(前略)
皆さんの中には、神様の姿を見たり、声を聞いたりして、教え導いてもらいたい人が、かなりいると思います。
ところが、真実そうなるためには、その人の心境がよほど秀れてきていないと、非常に危険な状態に陥ることがあるもので、かえって自己の運命を損ない、他人の運命をも傷つけてしまうことが多々あるのであります。
人間には誰でも、潜在意識というものがあるのでありまして、その潜在意識が神霊の心のような状態で、声で、いろいろなことをその人に教えたり、命令したりすることが多いのです。
それが真実の神霊の声と入り混じって聞こえてくるので、その判断をすることが実にむずかしいのです。
神霊の声はめったに聞こえず、ほとんどが自己の潜在意識であったりする場合がずいぶんあるのです。

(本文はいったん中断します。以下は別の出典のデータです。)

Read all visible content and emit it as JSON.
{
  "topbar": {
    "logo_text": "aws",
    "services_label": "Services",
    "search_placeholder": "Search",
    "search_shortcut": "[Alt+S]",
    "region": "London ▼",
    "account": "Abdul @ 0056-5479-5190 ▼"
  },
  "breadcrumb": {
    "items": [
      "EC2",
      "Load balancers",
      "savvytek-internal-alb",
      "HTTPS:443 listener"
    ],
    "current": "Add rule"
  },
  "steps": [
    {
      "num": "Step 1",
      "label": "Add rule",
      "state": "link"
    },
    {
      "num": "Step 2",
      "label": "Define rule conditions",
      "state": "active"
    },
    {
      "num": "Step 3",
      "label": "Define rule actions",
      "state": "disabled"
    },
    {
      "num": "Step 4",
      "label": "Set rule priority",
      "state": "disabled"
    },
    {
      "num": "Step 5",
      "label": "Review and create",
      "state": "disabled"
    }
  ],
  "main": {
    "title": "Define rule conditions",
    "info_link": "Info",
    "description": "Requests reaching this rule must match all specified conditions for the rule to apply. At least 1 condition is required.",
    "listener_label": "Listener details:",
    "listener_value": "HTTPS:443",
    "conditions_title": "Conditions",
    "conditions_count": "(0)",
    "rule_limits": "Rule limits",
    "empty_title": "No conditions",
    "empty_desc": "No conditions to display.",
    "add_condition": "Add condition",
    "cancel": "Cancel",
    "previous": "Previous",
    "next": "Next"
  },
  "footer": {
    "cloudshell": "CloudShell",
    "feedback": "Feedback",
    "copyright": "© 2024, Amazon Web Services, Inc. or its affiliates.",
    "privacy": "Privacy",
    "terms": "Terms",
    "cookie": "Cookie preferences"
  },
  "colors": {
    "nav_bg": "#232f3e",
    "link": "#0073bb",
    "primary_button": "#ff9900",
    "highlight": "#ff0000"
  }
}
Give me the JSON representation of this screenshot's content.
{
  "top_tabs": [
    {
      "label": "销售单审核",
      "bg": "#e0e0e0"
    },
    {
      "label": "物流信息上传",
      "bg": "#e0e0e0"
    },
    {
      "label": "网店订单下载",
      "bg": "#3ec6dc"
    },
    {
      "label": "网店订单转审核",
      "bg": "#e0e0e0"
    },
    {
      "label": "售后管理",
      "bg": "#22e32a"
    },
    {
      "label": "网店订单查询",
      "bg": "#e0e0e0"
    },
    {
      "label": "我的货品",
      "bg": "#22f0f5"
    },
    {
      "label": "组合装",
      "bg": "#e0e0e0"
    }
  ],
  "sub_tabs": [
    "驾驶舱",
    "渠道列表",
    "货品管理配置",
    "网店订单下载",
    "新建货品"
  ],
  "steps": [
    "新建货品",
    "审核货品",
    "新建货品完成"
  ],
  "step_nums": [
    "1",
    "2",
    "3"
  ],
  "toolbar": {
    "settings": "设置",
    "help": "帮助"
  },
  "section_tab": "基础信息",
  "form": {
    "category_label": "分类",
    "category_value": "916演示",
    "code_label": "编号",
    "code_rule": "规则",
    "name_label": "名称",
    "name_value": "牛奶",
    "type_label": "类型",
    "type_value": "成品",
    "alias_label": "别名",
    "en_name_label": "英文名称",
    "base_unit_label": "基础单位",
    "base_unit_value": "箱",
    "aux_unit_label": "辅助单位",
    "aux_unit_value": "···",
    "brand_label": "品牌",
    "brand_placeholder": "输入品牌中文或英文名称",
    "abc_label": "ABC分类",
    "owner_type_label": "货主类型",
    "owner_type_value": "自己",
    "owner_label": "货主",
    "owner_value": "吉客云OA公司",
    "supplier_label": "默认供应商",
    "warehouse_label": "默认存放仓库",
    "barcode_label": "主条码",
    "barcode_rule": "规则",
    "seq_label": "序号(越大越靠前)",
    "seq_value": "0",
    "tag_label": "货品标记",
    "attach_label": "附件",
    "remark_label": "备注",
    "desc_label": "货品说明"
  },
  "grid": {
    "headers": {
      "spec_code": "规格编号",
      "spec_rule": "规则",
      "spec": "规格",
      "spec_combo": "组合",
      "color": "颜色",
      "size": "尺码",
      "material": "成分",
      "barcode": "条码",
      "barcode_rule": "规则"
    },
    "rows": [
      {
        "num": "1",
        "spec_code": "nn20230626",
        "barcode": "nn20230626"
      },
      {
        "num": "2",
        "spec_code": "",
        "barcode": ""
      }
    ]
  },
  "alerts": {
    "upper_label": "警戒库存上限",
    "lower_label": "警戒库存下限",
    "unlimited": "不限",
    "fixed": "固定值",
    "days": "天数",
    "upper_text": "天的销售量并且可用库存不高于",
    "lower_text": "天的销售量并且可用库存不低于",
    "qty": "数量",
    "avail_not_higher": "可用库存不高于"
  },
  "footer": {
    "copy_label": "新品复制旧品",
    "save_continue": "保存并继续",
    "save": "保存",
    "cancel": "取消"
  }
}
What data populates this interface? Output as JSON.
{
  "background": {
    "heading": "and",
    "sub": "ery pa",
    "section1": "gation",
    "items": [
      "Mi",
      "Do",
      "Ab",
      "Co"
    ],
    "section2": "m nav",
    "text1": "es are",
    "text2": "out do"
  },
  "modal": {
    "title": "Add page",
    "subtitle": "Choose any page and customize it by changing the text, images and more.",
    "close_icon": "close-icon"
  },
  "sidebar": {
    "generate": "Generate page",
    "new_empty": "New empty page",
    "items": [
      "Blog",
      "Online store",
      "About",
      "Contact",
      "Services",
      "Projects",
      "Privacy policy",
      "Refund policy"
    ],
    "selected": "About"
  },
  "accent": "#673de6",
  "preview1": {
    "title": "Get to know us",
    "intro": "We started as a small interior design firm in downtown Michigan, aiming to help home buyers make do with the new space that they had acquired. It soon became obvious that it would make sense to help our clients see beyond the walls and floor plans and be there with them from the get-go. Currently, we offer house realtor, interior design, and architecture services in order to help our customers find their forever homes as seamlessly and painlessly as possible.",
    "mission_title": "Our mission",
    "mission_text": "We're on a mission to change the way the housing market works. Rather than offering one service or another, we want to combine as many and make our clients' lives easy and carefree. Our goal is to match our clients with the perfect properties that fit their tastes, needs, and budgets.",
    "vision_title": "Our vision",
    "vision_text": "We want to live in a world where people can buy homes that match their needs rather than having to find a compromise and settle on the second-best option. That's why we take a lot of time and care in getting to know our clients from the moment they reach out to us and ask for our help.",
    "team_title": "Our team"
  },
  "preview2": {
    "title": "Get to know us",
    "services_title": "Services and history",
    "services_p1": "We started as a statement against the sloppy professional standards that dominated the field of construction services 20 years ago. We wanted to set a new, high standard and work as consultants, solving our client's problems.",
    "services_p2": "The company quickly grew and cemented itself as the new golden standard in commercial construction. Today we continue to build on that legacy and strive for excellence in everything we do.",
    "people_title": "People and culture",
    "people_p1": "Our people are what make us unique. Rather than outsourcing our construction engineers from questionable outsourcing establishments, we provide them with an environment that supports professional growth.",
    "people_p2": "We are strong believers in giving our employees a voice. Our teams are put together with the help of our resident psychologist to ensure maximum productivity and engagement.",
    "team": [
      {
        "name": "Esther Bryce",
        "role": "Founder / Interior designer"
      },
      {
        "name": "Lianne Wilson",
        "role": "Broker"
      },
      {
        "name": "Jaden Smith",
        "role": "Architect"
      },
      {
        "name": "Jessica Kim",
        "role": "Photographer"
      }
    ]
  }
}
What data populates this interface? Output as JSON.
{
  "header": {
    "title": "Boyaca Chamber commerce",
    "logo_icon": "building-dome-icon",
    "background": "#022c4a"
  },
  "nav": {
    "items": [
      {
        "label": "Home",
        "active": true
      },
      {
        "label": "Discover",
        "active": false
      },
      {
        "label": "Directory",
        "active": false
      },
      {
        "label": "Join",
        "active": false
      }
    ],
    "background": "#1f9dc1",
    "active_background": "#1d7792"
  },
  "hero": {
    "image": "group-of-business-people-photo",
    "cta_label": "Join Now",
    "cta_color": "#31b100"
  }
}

潜在意識というのは、表面の意識で気付いても気付かなくとも、やはり自己の意識なので、神の声のように真実を伝えるものではありません。
一人の人を判断するのでも、潜在意識がその人に悪意をもっていれば、その人が事実、立派なよい人であっても、そのお告げは、あの人は悪い人である、というように出てまいります。
また実際にやらなくてはならぬことでも、潜在意識でやりたくない場合には、やらなくともいいという、命令になってしまいます。
それが自分だけの生き方であるのなら、損をしても自分だけのことですが、これを個人指導に用いた場合には、他人の運命を狂わせることになってしまいます。
ですから、やたらに神の声を聞きたがることは、無謀なのであります。
神の声を聞くには、聞けるだけの心の立派さというものが必要なのです。